Soft Boys guitarist Kimberley Rew has a new solo album, 'Grand Central Revisited'. available from Bongo Beat. Kimberley will be making a rare solo appearance supporting Matador alumni Spoon at London's Spitz on 29 November.

 — Album Title Announced
Fresh from winter/spring 2002 recording, the reformed Soft Boys lineup of Robyn Hitchcock, Kimberley Rew, Matthew Seligman and Morris Windsor are the men behind 'Nextdoorland' (OLE 553-1,2), coming September 24 on CD and limited edition LP (with bonus 7"). The band will be touring North America this coming October.

In related news,'Robyn Sings' (Editions PAF) is a new double CD collection of Bob Dylan covers, electric and acoustic, performed by Robyn Hitchcock. You can purchase yours via The Museum Of Robyn Hitchcock.

06/07/02 — New Album, And New Hitchcock double CD
September will see the release of the a new, as yet untitled Soft Boys album on Matador, recorded this past winter and spring with Pat Collier. Just out in the UK is Robyn Hitchock's 'Robyn Sings' (Editions PAF!), a double CD collection of Bob Dylan covers. Robyn has dates forthcoming in Canada, Scandinavia and the UK and you can read all about it at The Museum Of Robyn Hitchcock.

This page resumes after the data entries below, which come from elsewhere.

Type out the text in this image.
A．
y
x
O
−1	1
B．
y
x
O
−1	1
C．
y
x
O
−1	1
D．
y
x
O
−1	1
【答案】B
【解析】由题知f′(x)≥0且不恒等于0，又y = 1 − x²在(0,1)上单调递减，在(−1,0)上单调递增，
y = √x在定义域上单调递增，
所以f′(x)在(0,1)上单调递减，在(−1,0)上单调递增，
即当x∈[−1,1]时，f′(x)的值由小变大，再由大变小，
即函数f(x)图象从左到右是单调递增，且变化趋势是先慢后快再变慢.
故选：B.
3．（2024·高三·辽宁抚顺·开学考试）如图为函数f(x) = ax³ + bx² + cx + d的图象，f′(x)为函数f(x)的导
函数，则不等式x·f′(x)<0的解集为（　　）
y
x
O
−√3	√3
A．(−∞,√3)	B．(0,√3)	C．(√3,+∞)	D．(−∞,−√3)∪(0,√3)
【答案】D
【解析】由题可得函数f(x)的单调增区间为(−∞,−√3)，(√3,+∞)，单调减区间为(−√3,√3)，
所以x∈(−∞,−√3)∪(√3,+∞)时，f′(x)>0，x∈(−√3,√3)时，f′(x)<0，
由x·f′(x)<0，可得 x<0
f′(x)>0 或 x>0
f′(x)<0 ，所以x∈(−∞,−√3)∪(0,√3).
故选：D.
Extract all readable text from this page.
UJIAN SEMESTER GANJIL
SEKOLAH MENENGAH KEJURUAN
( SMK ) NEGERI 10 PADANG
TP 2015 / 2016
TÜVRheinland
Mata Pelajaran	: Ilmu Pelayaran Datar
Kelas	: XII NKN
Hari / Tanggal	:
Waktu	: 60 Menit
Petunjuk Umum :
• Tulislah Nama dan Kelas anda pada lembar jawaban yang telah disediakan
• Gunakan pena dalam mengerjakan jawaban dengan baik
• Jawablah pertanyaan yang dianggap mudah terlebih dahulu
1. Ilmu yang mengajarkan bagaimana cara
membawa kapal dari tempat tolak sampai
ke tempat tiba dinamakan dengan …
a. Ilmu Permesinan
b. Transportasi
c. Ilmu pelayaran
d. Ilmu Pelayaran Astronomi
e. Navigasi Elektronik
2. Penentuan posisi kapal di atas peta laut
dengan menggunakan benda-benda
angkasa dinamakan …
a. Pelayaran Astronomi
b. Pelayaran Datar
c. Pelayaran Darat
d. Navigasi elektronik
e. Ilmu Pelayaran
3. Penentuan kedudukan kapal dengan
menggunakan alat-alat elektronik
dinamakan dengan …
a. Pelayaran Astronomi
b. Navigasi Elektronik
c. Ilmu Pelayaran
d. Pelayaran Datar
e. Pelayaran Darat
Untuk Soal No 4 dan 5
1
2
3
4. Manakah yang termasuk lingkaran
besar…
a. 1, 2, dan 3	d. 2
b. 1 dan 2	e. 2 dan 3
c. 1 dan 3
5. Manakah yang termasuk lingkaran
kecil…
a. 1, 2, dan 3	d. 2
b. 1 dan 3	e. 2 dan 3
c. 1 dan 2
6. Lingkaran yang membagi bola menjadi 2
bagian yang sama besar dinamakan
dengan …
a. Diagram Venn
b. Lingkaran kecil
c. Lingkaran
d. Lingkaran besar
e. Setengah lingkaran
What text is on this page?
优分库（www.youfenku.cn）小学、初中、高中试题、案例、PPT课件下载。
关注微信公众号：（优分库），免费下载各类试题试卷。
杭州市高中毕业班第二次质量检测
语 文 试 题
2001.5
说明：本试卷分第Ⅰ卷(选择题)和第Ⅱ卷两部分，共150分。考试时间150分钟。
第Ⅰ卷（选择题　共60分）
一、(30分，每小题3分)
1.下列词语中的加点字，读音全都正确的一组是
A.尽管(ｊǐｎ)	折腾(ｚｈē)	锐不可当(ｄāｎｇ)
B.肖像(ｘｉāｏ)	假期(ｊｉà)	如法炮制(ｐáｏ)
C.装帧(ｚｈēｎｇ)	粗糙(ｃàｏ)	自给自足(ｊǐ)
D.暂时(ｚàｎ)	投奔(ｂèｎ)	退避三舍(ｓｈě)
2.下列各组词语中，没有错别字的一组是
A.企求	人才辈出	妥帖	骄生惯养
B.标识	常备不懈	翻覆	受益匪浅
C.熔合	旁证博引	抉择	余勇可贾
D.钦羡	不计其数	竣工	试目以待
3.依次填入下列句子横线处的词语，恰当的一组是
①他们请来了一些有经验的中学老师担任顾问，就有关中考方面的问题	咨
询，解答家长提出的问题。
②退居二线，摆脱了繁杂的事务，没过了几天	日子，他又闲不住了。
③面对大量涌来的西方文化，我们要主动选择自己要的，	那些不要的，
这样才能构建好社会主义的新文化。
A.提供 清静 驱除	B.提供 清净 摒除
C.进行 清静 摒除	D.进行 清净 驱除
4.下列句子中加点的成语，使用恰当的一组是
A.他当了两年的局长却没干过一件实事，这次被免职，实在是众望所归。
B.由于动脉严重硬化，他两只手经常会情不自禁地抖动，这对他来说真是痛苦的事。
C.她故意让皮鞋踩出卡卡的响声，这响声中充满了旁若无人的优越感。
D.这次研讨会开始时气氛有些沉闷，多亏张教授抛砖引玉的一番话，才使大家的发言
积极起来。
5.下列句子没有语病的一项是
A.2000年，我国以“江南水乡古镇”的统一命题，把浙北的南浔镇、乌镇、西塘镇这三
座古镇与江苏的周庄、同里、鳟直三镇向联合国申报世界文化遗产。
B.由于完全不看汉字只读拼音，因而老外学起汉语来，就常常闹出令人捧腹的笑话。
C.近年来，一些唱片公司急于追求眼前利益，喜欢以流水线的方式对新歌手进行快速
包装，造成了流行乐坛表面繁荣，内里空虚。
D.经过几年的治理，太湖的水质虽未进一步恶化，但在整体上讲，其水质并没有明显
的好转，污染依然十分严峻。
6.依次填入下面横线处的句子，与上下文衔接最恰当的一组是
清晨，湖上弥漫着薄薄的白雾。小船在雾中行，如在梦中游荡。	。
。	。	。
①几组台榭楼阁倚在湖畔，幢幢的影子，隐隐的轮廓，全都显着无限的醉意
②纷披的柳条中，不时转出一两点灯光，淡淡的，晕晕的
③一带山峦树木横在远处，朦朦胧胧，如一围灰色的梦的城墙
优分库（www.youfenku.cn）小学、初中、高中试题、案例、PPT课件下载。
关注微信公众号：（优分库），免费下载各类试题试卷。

 — Matador & Music Industry Conventions — A Match Made In Biz Heaven — Are there 2 words more despicable in the english language than “label showcase?” This could be a good contest (no SM tickets this time). Anyway, the following artists will be playing at Matador’s officially approved evening during South By Southwest 2001:

Stephen Malkmus & The Jicks
The Soft Boys

(Possibly one additional artist, but we’re not saying who today. Not because it is a big secret, but because we haven’t figured it out yet). The venue is the Austin Music Hall. The date to remember is Saturday, March 17. Austin is the capitol of Texas, the largest state in the Union. We would never in a million years seriously suggest that this great state be handed over to Mexico and would sincerely like to apologize for any confusion or offense that might’ve resulted from an ill-fated promotion that took place during our last visit. The person responsible for that promotion, no longer works for us, but can be reached in care of Warp. 

12/06/00 — The Soft Boys — Resurfacing in 2001 
If we didn’t have enough huge already this week, check this out: on March 13, Matador will be reissuing ‘Underwater Moonlight,’ the classic 1980 album from The Soft Boys. While the band are still shifting through old photos and memorabilia, we can tell you that this package will differ significantly from Rykodisc’s last version of Underwater Moonlight (ie. Additional art, liner notes, etc.), as well as a bonus CD of previously unreleased rehearsal recordings. We’re also planning a vinyl version (though god knows how all of it will fit). 

The Soft Boys’ ‘Underwater Moonlight’ lineup of Robyn Hitchcock, Kimberly Rew, Matthew Seligman and Morris Windsor are currently rehearsing for a U.S. tour in early 2001, followed by European dates.